Die Ursache für die Winterdepression ist der Mangel an Licht. "Licht hat einen starken Einfluss auf unsere Stimmung", sagt Allgemeinmedizinerin Kathinka Reller. Denn das Licht lässt das Glückshormon Serotonin frei. Deshalb ist es auch im Herbst und Winter so wichtig, regelmäßig nach draußen zu gehen.
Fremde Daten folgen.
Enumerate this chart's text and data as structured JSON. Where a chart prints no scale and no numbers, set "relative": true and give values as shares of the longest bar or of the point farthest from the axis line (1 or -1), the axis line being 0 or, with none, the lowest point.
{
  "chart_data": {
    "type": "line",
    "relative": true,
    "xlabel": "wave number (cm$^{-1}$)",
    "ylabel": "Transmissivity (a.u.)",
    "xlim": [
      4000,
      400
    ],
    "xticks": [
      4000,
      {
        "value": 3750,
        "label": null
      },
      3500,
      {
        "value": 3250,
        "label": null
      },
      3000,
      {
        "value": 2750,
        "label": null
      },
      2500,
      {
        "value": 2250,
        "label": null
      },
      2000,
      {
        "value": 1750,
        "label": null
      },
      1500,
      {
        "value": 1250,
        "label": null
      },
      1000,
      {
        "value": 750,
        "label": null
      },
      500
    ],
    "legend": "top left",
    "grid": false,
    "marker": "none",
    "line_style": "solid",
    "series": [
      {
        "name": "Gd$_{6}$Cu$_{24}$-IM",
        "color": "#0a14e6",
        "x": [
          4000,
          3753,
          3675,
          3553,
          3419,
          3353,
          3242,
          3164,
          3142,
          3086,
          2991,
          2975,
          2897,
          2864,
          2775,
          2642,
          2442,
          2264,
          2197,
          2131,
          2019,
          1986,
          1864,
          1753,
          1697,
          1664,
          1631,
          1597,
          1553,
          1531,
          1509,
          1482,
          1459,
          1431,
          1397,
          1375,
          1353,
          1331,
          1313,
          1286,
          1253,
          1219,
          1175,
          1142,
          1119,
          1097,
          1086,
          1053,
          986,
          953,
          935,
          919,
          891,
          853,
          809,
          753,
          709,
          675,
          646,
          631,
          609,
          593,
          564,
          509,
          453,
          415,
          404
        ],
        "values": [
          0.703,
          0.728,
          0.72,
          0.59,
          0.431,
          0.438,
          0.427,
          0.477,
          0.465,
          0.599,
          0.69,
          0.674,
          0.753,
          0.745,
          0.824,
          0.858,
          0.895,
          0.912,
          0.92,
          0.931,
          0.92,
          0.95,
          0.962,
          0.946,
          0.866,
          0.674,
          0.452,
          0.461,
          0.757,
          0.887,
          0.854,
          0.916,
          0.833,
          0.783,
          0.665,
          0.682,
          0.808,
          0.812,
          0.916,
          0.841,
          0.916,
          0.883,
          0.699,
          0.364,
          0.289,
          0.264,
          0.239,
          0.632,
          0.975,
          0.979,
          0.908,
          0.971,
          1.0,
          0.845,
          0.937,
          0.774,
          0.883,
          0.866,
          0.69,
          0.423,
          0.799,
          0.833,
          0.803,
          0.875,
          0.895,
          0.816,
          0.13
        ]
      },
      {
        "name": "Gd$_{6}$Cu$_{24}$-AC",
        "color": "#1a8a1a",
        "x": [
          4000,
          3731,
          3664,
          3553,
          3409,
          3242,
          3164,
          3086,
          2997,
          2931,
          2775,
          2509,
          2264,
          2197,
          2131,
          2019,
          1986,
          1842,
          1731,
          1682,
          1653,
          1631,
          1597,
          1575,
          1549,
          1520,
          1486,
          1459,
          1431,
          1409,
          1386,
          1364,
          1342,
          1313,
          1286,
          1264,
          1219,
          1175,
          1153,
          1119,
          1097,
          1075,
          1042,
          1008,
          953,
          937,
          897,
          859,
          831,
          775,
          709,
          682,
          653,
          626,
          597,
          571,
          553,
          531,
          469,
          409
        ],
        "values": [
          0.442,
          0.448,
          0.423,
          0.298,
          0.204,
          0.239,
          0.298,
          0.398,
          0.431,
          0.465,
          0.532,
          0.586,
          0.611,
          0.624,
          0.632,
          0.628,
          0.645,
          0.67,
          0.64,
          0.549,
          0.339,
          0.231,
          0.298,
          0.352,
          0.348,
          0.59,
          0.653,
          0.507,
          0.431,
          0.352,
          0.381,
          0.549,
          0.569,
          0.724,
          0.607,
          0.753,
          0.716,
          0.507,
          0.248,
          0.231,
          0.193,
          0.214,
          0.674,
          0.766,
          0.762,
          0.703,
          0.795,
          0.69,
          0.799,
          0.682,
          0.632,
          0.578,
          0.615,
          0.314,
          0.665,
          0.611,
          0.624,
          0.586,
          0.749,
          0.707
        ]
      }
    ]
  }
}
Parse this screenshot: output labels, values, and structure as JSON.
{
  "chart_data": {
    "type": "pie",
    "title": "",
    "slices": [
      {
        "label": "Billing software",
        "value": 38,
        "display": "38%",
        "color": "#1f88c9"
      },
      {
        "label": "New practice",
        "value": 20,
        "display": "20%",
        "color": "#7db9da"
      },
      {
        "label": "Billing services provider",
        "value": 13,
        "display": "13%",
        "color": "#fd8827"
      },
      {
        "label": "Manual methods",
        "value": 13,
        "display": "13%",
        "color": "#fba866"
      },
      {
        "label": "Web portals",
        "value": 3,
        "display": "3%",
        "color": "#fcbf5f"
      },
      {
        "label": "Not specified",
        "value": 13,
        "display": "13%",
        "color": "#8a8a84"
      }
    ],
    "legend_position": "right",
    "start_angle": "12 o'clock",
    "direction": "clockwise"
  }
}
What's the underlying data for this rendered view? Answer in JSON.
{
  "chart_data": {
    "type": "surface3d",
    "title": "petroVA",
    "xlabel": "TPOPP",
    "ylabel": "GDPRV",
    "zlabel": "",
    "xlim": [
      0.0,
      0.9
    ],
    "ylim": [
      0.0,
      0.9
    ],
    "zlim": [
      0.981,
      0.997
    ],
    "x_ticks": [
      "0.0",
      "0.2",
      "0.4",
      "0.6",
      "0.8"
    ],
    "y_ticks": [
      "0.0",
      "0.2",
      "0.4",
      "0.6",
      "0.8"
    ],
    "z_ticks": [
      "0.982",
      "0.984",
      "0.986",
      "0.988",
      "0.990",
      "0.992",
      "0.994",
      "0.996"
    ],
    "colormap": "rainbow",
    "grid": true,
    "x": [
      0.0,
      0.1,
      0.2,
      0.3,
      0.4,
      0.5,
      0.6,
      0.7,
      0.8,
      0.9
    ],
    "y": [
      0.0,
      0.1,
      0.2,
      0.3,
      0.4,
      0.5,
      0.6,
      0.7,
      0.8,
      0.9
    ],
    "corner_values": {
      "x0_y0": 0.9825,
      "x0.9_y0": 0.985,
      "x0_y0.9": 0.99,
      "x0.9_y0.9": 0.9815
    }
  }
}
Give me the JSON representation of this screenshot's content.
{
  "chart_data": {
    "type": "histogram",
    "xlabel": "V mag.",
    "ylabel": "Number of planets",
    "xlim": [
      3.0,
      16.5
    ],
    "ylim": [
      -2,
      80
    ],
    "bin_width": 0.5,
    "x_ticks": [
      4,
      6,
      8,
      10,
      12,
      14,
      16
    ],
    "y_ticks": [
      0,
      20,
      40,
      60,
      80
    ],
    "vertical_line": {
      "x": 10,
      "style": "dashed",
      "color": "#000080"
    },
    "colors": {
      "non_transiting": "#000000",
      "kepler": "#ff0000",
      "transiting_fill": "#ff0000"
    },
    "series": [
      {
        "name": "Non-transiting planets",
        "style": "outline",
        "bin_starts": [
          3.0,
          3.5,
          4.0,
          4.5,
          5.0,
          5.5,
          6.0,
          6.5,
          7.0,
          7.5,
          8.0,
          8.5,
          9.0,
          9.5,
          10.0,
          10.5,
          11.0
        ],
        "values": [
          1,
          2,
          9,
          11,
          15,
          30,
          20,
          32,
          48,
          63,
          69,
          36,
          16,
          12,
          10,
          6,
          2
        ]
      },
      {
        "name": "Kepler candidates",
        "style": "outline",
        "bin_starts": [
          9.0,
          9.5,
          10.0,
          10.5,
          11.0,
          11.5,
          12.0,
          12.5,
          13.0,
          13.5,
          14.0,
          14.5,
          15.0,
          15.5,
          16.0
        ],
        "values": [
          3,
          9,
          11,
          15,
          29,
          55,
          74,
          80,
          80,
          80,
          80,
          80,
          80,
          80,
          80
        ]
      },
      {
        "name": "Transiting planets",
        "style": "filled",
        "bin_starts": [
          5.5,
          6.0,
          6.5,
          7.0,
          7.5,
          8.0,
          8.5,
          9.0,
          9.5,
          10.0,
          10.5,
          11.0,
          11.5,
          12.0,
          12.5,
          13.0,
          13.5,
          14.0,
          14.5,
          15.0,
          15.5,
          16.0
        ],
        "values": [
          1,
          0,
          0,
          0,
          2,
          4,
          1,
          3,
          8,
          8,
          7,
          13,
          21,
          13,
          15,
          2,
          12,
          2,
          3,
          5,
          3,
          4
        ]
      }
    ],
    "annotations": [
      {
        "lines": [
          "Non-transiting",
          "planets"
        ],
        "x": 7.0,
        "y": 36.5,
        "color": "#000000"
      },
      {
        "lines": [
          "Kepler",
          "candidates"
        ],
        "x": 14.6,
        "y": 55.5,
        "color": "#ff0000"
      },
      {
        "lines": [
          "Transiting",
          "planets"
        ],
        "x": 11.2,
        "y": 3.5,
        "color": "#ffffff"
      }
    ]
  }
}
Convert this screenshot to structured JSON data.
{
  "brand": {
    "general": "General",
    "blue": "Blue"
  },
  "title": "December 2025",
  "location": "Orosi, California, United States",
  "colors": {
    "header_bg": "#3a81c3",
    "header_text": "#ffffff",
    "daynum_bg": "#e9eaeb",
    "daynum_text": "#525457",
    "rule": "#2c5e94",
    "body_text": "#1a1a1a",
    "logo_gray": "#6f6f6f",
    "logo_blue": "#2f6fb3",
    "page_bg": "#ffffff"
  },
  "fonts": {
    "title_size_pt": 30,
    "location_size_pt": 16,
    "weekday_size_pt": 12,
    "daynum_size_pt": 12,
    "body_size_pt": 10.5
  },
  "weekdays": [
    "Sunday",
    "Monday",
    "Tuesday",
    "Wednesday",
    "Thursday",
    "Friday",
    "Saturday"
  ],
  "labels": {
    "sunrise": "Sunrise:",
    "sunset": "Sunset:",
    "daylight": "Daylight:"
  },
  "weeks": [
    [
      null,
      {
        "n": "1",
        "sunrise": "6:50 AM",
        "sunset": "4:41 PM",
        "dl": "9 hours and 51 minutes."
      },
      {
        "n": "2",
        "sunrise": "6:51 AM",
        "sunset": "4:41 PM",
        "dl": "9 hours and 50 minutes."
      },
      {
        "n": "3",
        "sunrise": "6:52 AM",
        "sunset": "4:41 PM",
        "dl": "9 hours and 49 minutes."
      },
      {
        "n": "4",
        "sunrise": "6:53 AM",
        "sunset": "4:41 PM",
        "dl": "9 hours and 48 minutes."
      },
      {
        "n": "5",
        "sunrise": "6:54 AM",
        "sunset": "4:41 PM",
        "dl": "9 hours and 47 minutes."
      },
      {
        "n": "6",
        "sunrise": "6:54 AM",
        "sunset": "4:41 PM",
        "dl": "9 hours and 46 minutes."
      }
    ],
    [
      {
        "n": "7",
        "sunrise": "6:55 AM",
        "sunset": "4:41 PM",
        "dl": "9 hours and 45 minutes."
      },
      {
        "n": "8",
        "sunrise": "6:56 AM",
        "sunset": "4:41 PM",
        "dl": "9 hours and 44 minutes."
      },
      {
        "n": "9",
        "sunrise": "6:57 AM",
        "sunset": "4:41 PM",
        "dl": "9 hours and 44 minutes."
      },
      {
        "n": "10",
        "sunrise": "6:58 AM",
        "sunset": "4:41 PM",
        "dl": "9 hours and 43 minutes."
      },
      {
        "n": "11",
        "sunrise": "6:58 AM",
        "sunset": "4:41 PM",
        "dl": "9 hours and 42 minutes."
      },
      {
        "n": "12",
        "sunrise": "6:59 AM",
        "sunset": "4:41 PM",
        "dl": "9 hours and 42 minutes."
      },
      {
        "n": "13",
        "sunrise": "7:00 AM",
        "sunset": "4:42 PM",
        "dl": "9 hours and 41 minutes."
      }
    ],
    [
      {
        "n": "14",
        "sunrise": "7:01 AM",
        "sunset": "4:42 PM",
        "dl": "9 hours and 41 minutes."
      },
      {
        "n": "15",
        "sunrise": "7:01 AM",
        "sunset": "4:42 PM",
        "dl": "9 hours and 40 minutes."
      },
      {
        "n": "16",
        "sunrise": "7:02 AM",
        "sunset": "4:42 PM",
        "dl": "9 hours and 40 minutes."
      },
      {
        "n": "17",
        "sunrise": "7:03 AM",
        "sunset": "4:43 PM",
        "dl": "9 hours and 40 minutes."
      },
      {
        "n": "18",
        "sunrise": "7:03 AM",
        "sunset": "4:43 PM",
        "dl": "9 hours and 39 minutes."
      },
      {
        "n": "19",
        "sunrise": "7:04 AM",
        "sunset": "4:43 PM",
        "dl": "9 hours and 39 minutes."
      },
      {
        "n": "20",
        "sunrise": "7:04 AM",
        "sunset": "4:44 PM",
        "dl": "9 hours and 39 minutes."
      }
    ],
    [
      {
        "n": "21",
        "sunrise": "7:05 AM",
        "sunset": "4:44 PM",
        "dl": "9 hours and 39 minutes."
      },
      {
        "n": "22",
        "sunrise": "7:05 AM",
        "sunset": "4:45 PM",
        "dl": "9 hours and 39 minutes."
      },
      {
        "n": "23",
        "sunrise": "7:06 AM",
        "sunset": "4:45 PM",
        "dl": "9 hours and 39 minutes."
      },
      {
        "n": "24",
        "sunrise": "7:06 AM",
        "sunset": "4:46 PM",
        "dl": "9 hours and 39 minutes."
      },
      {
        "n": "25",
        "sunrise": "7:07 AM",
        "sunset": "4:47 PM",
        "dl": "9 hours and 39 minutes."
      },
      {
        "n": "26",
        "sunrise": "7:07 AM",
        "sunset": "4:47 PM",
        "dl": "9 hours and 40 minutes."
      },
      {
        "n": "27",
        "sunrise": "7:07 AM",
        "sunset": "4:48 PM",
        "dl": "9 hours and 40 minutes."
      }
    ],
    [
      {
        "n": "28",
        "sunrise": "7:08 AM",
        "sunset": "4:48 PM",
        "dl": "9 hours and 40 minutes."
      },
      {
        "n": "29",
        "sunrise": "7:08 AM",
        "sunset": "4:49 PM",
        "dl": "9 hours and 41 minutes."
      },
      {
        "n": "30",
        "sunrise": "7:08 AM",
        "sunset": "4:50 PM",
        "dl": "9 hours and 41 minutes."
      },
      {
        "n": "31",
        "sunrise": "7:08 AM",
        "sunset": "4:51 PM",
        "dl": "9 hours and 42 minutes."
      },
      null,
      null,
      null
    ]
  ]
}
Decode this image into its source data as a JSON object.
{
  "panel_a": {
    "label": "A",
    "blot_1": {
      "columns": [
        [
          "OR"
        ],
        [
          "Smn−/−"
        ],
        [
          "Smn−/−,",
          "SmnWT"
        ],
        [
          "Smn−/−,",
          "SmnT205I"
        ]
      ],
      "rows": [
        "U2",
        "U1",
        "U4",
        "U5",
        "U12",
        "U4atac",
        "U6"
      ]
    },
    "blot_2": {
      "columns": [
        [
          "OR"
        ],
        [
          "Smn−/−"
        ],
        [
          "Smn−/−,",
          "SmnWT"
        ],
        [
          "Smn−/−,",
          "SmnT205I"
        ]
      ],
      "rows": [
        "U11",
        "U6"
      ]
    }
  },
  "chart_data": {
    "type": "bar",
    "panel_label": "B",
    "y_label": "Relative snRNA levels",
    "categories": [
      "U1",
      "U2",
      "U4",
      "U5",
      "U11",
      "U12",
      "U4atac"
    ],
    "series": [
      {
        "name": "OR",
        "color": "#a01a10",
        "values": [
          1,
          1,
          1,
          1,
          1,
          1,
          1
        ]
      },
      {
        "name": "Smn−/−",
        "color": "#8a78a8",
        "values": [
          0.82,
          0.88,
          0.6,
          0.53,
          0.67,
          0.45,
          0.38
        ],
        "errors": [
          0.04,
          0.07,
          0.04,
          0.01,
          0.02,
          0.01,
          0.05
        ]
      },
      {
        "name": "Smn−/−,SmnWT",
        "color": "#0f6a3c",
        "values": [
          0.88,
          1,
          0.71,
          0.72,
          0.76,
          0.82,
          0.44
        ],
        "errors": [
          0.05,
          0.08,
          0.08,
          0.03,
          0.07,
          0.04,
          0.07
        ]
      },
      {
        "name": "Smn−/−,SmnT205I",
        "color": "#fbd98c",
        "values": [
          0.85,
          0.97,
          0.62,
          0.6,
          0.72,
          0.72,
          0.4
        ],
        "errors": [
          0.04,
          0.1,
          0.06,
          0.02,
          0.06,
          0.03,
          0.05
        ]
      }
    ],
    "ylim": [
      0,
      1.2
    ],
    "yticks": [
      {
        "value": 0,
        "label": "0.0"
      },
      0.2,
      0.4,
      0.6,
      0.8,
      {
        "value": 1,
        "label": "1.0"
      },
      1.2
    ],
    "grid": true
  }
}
Zwar ist jetzt die Lichtstrahlung nicht so stark wie im Frühling oder im ­Sommer. "Aber sie reicht aus", sagt die Ärztin, "selbst bei bedecktem ­Himmel". Allerdings sollte man sein Gesicht nicht halb mit einem Schal bedecken und keine Handschuhe an­­ziehen, damit die UV-­Strahlung auch an die Haut kommen kann. 

Keine Vitamin-D-Pillen

Licht ist auch notwendig für die körpereigene Vitamin-D-­Produktion. Und die braucht man, um Erkältungen und Grippe, aber auch Knochenerkrankungen wie Osteoporose vorzubeugen. "Im Frühling und in Sommer reicht es für die Vitamin-D-Produktion, 10 bis 20 Minuten mit freien Unterarmen draußen zu sein", sagt Kathinka Reller. Im Winter, wenn wir gegen die Kälte gut eingepackt sind, müssen wir doppelt so lang unterwegs sein. Die Ärztin rät davon ab, Vitamin D in Pillenform zu sich zu nehmen. "Es gibt keine verlässlichen Untersuchungen über eine positive Wirkung", betont sie. 

Lichttherapie

Wer auf Nummer sicher gehen will, genügend Licht zu bekommen, kann sich eine Kunstlichtlampe – auch Lichtdusche genannt – zulegen. Ganz billig sind sie mit 150 bis 300 Euro aber nicht. Manche Ärzte bieten in ihren Praxisräumen Lichttherapien an, die allerdings nicht von den Kranken­kassen übernommen werden. Die Patienten sitzen vor einer Leuchte, die zwischen 2.500 und 10.000 Lux stark sein sollte. Normale Zimmerlampen leuchten nur wenige hundert Lux stark. 

Sport

Sport kann bei jeder Form von Depression helfen, ob es nun Joggen im Park oder Gewichte heben im Fitness­center ist. Auch beim Sport werden Glückshormone freigesetzt. "Im Winter fällt es besonders schwer, sich zum Sport auf­zu­raffen", sagt Kathinka Reller. Sie rät deshalb, sich regel­mäßig fest mit jemandem zum Sport zu verabreden.

Johanniskraut

Das pflanzliche Arzneimittel Johanniskraut hat nachgewiesenermaßen eine antidepressive Wirkung – ab drei Wochen nach Beginn der Einnahme und bei ausreichend hoher ­Dosierung. Mit manchen Medikamenten wie der Antibabypille kann es aber zu Wechselwirkungen ­kommen. Johanniskraut verträgt sich zudem nicht mit intensiver Sonnenein­strahlung, etwa bei einem winterlichen Strandurlaub in sonnigen ­Ge­filden. "Es kann dann zu Hautreaktionen ­kommen", so Reller.